1. Pratica a feitiçaria
Harry é amarrado numa lápide em um cemitério onde é preparada uma poção com os seguintes ingredientes: o sangue de Harry Potter, o osso do cadáver do pai de Lord Voldemort (o bruxo malvado da série) e a carne do escravo Rabicho (que para isso amputou a sua própria mão direita). Tudo isso foi jogado dentro de um caldeirão. Puxa! Conheço alguns ex-”pais de santo” que asseguram que realizavam cerimônias de despachos muito semelhantes em alguns cemitérios.

2. O Natal sem Cristo
O feriado de Natal está presente na saga de Harry Potter, com trocas de presentes e árvores de Natal, porém sem qualquer menção ao nome do aniversariante – Jesus Cristo! Acredito que se trate de uma omissão proposital! 

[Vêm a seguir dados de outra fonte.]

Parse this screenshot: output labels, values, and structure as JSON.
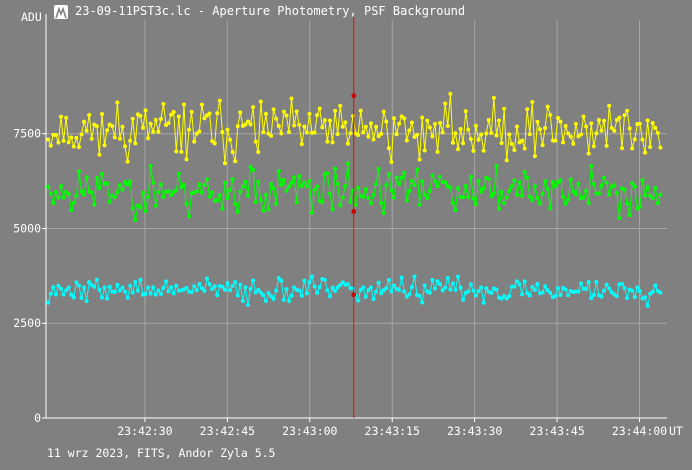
{
  "window": {
    "title": "23-09-11PST3c.lc - Aperture Photometry, PSF Background",
    "icon": "telescope-logo-icon"
  },
  "footer": {
    "text": "11 wrz 2023, FITS, Andor Zyla 5.5"
  },
  "colors": {
    "background": "#808080",
    "grid": "#a6a6a6",
    "axis": "#ffffff",
    "cursor": "#ff0000",
    "cursor_marker": "#cc0000"
  },
  "chart_data": {
    "type": "scatter",
    "ylabel": "ADU",
    "xunit": "UT",
    "grid": true,
    "xlim": [
      "23:42:12",
      "23:44:05"
    ],
    "ylim": [
      0,
      10500
    ],
    "xticks": [
      "23:42:30",
      "23:42:45",
      "23:43:00",
      "23:43:15",
      "23:43:30",
      "23:43:45",
      "23:44:00"
    ],
    "yticks": [
      0,
      2500,
      5000,
      7500
    ],
    "cursor": {
      "x": "23:43:08",
      "values": [
        8500,
        5450,
        3250
      ]
    },
    "series": [
      {
        "color": "#ffff00",
        "connected": true,
        "seed": 11,
        "mean": 7600,
        "sd": 500,
        "min": 5950,
        "max": 8950
      },
      {
        "color": "#00ff00",
        "connected": true,
        "seed": 23,
        "mean": 6000,
        "sd": 430,
        "min": 4800,
        "max": 7350
      },
      {
        "color": "#00ffff",
        "connected": true,
        "seed": 37,
        "mean": 3380,
        "sd": 210,
        "min": 2500,
        "max": 4150
      }
    ]
  }
}
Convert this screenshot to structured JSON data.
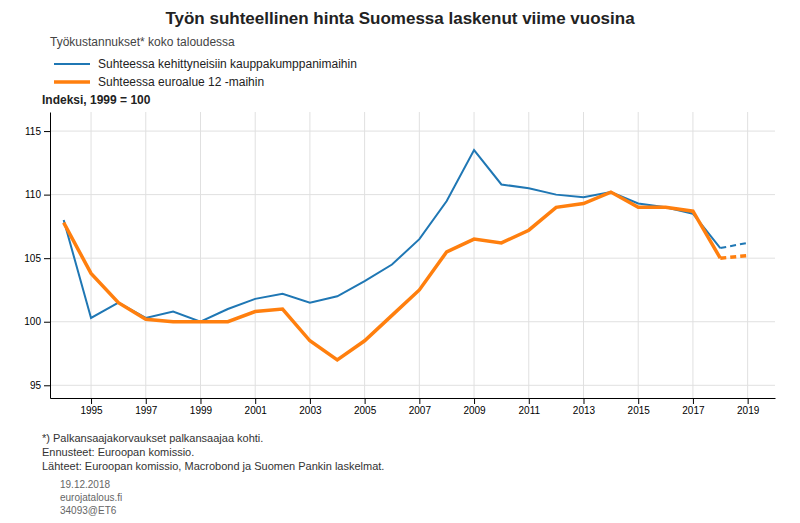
{
  "chart_data": {
    "type": "line",
    "title": "Työn suhteellinen hinta Suomessa laskenut viime vuosina",
    "subtitle": "Työkustannukset* koko taloudessa",
    "ylabel": "Indeksi, 1999 = 100",
    "annotations": [
      "*) Palkansaajakorvaukset palkansaajaa kohti.",
      "Ennusteet: Euroopan komissio.",
      "Lähteet: Euroopan komissio, Macrobond ja Suomen Pankin laskelmat.",
      "19.12.2018",
      "eurojatalous.fi",
      "34093@ET6"
    ],
    "x": [
      1994,
      1995,
      1996,
      1997,
      1998,
      1999,
      2000,
      2001,
      2002,
      2003,
      2004,
      2005,
      2006,
      2007,
      2008,
      2009,
      2010,
      2011,
      2012,
      2013,
      2014,
      2015,
      2016,
      2017,
      2018,
      2019
    ],
    "forecast_start": 2018,
    "series": [
      {
        "name": "Suhteessa kehittyneisiin kauppakumppanimaihin",
        "values": [
          108.0,
          100.3,
          101.5,
          100.3,
          100.8,
          100.0,
          101.0,
          101.8,
          102.2,
          101.5,
          102.0,
          103.2,
          104.5,
          106.5,
          109.5,
          113.5,
          110.8,
          110.5,
          110.0,
          109.8,
          110.2,
          109.3,
          109.0,
          108.5,
          105.8,
          106.2
        ]
      },
      {
        "name": "Suhteessa euroalue 12 -maihin",
        "values": [
          107.8,
          103.8,
          101.5,
          100.2,
          100.0,
          100.0,
          100.0,
          100.8,
          101.0,
          98.5,
          97.0,
          98.5,
          100.5,
          102.5,
          105.5,
          106.5,
          106.2,
          107.2,
          109.0,
          109.3,
          110.2,
          109.0,
          109.0,
          108.7,
          105.0,
          105.2
        ]
      }
    ],
    "xlim": [
      1993.5,
      2020.0
    ],
    "xticks": [
      1995,
      1997,
      1999,
      2001,
      2003,
      2005,
      2007,
      2009,
      2011,
      2013,
      2015,
      2017,
      2019
    ],
    "ylim": [
      94.0,
      116.5
    ],
    "yticks": [
      95,
      100,
      105,
      110,
      115
    ],
    "grid": true,
    "legend": "upper left"
  }
}
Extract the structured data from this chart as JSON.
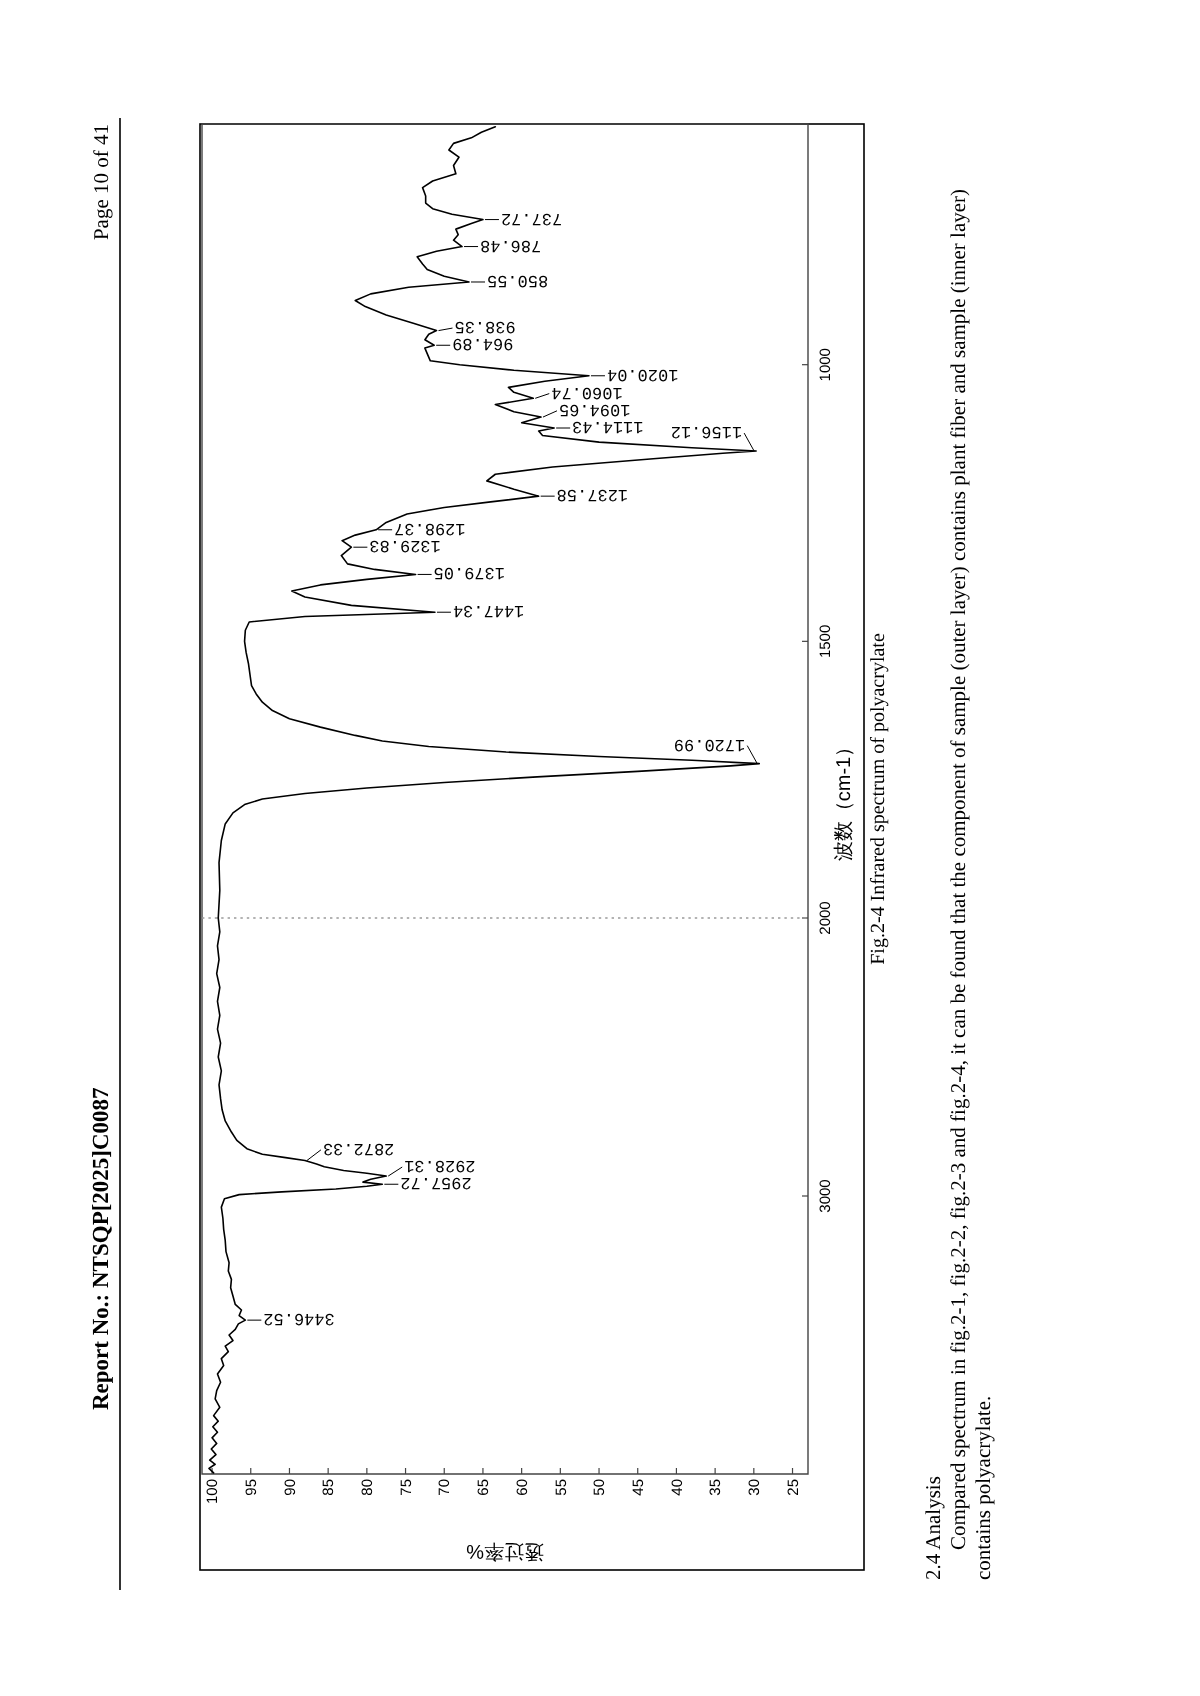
{
  "chart_data": [
    {
      "type": "line",
      "xlabel": "透过率%",
      "x": [
        99.8,
        100.4,
        99.6,
        100.3,
        99.5,
        100.1,
        99.4,
        100.0,
        99.3,
        99.9,
        99.2,
        99.8,
        99.0,
        99.6,
        99.4,
        98.9,
        99.3,
        98.5,
        98.8,
        97.9,
        98.3,
        97.3,
        97.8,
        97.0,
        96.6,
        95.7,
        96.5,
        96.2,
        97.0,
        97.3,
        97.6,
        97.5,
        97.9,
        97.8,
        98.2,
        98.3,
        98.5,
        98.6,
        98.8,
        98.4,
        96.5,
        91,
        84,
        80,
        78.0,
        80.5,
        79.5,
        77.5,
        80,
        83,
        85.5,
        86.5,
        88.0,
        90.5,
        93.5,
        95.5,
        96.8,
        97.5,
        98.3,
        98.7,
        98.9,
        99.1,
        98.8,
        99.2,
        98.9,
        99.3,
        99.0,
        99.3,
        99.0,
        99.4,
        99.1,
        99.3,
        99.0,
        99.2
      ],
      "values": [
        3996,
        3980,
        3965,
        3950,
        3930,
        3910,
        3890,
        3870,
        3850,
        3830,
        3810,
        3790,
        3760,
        3730,
        3700,
        3670,
        3640,
        3610,
        3585,
        3560,
        3540,
        3520,
        3500,
        3480,
        3460,
        3446.52,
        3430,
        3410,
        3390,
        3360,
        3330,
        3300,
        3270,
        3240,
        3200,
        3160,
        3120,
        3080,
        3040,
        3010,
        2995,
        2985,
        2975,
        2965,
        2957.72,
        2950,
        2940,
        2928.31,
        2918,
        2908,
        2895,
        2885,
        2872.33,
        2862,
        2850,
        2830,
        2800,
        2770,
        2730,
        2690,
        2650,
        2600,
        2550,
        2500,
        2450,
        2400,
        2350,
        2300,
        2250,
        2200,
        2150,
        2100,
        2050,
        2000
      ],
      "color": "#000000",
      "xlim": [
        101.3,
        23
      ],
      "ylim": [
        4000,
        2000
      ],
      "xticks": [
        100,
        95,
        90,
        85,
        80,
        75,
        70,
        65,
        60,
        55,
        50,
        45,
        40,
        35,
        30,
        25
      ],
      "yticks": [
        3000,
        2000
      ],
      "annotations": [
        "Report No.: NTSQP[2025]C0087",
        "Page 10 of 41",
        "Fig.2-4 Infrared spectrum of polyacrylate",
        "2.4 Analysis",
        "Compared spectrum in fig.2-1, fig.2-2, fig.2-3 and fig.2-4, it can be found that the component of sample (outer layer) contains plant fiber and sample (inner layer) contains polyacrylate.",
        {
          "text": "3446.52",
          "x": 95.7,
          "y": 3446.52
        },
        {
          "text": "2957.72",
          "x": 78.0,
          "y": 2957.72
        },
        {
          "text": "2928.31",
          "x": 77.5,
          "y": 2928.31
        },
        {
          "text": "2872.33",
          "x": 88.0,
          "y": 2872.33
        }
      ]
    },
    {
      "type": "line",
      "ylabel": "波数（cm-1）",
      "x": [
        99.2,
        99.0,
        99.1,
        98.8,
        98.3,
        97.3,
        95.8,
        93.5,
        88,
        80,
        70,
        58,
        45,
        33,
        29.3,
        38,
        50,
        62,
        72,
        78,
        81.5,
        86,
        90,
        92.2,
        93.5,
        94.3,
        94.9,
        95.1,
        95.3,
        95.6,
        95.8,
        95.7,
        95.2,
        88,
        71.2,
        82,
        88,
        89.7,
        86,
        80,
        73.7,
        79,
        82.5,
        83.3,
        82.0,
        83.2,
        81.5,
        78.8,
        77.5,
        74.8,
        70,
        64,
        57.8,
        61,
        64.5,
        63.4,
        56,
        43,
        34,
        29.7,
        38,
        50,
        57.3,
        57.8,
        55.8,
        60,
        57.5,
        61,
        63.4,
        58.5,
        61,
        61.7,
        57,
        51.3,
        61,
        68,
        71.8,
        72.2,
        72.5,
        71.3,
        72.5,
        72,
        71,
        74,
        77.5,
        80.2,
        81.5,
        79.5,
        74.6,
        66.8,
        70,
        72.2,
        72.8,
        73.5,
        71,
        67.7,
        68.8,
        68.2,
        68.5,
        66.5,
        65.0,
        69,
        71.5,
        72.4,
        72.4,
        72.8,
        71.5,
        68.5,
        68.8,
        68.1,
        69.4,
        68.8,
        66.5,
        65.2,
        63.4
      ],
      "values": [
        2000,
        1950,
        1900,
        1860,
        1830,
        1810,
        1795,
        1785,
        1775,
        1765,
        1755,
        1745,
        1735,
        1725,
        1720.99,
        1715,
        1708,
        1700,
        1690,
        1680,
        1670,
        1655,
        1640,
        1625,
        1610,
        1595,
        1580,
        1560,
        1540,
        1520,
        1500,
        1480,
        1465,
        1455,
        1447.34,
        1435,
        1420,
        1409,
        1398,
        1388,
        1379.05,
        1370,
        1360,
        1345,
        1329.83,
        1318,
        1308,
        1298.37,
        1285,
        1270,
        1258,
        1248,
        1237.58,
        1225,
        1210,
        1198,
        1185,
        1170,
        1160,
        1156.12,
        1150,
        1140,
        1128,
        1120,
        1114.43,
        1105,
        1094.65,
        1085,
        1072,
        1060.74,
        1050,
        1041,
        1030,
        1020.04,
        1010,
        1000,
        993,
        980,
        970,
        964.89,
        955,
        945,
        938.35,
        925,
        910,
        895,
        884,
        872,
        860,
        850.55,
        840,
        828,
        818,
        805,
        795,
        786.48,
        775,
        765,
        755,
        745,
        737.72,
        728,
        718,
        708,
        695,
        680,
        668,
        655,
        640,
        625,
        612,
        600,
        590,
        580,
        570
      ],
      "color": "#000000",
      "xlim": [
        101.3,
        23
      ],
      "ylim": [
        2000,
        565
      ],
      "yticks": [
        1500,
        1000
      ],
      "tick_labels": "y",
      "ref_lines": [
        {
          "axis": "y",
          "value": 2000,
          "line_style": "dotted",
          "color": "#9a9a9a"
        }
      ],
      "annotations": [
        {
          "text": "1720.99",
          "x": 29.3,
          "y": 1720.99
        },
        {
          "text": "1447.34",
          "x": 71.2,
          "y": 1447.34
        },
        {
          "text": "1379.05",
          "x": 73.7,
          "y": 1379.05
        },
        {
          "text": "1329.83",
          "x": 82.0,
          "y": 1329.83
        },
        {
          "text": "1298.37",
          "x": 78.8,
          "y": 1298.37
        },
        {
          "text": "1237.58",
          "x": 57.8,
          "y": 1237.58
        },
        {
          "text": "1156.12",
          "x": 29.7,
          "y": 1156.12
        },
        {
          "text": "1114.43",
          "x": 55.8,
          "y": 1114.43
        },
        {
          "text": "1094.65",
          "x": 57.5,
          "y": 1094.65
        },
        {
          "text": "1060.74",
          "x": 58.5,
          "y": 1060.74
        },
        {
          "text": "1020.04",
          "x": 51.3,
          "y": 1020.04
        },
        {
          "text": "964.89",
          "x": 71.3,
          "y": 964.89
        },
        {
          "text": "938.35",
          "x": 71,
          "y": 938.35
        },
        {
          "text": "850.55",
          "x": 66.8,
          "y": 850.55
        },
        {
          "text": "786.48",
          "x": 67.7,
          "y": 786.48
        },
        {
          "text": "737.72",
          "x": 65.0,
          "y": 737.72
        }
      ]
    }
  ]
}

3. Familiarização com imagens grotescas

Atualmente, os heróis dos nossos filhos são quase sempre monstros deformados, grotescos e mutilados. O leitor de Harry Potter familiariza-se com um mundo tenebroso. Nestes tempos de Harry Potter, o imundo tornou-se lindo. Os heróis das nossas crianças podem ser aberrações monstruosas que se arrastam para fora dos esgotos, simulando inocência e fingindo tendências bondosas. 

4. Desrespeito as regras
Harry mente, trapaceia, quebra regras, desobedece às autoridades constituídas (dos tios e dos professores), porém, no final sempre se sai bem (na vida real, no entanto, não é bem assim)

5. É vingativo
Harry Potter não conhece o que é perdoar ou dar a outra face. Ele tem um profundo ressentimento com seus tios cruéis. Em vez de perdoá-los, fica feliz em se vingar. Após ter sido bastante insultado por tia Guida, lançou um feitiço que fez a mesma começar a inchar como um balão e por pouco ela não estourou. Harry também não suporta um mau
colega rival, Draco Malfoy, e fica satisfeito quando o menino erra. 

6. Desestimula a boa leitura
Quem afirma isso é o norte-americano Harold Bloom, “o mais importante crítico literário em atividade”, em entrevista à revista Veja: “A linguagem é um horror. [...] E o livro inteiro é assim, escrito com frases desgastadas, de segunda mão”.
 “A temática de Harry Potter é profundamente mística e inteiramente comprometida com bruxaria, feitiçaria e esoterismo, e é apresentada como literatura mimetizada em contos pueris, quando na realidade é perversa e advinda do inferno.”


Por trás de um manto de ingenuidade, a série Harry Potter tem seus dentes e garras sujos de sangue, pois nela está disfarçado o próprio inimigo das nossas almas. Lembre-se… nestes tempos de Harry Potter o alerta de Jesus Cristo é muito oportuno: “Vê, pois, que a luz que há em ti não sejam trevas” (Lucas 11.35).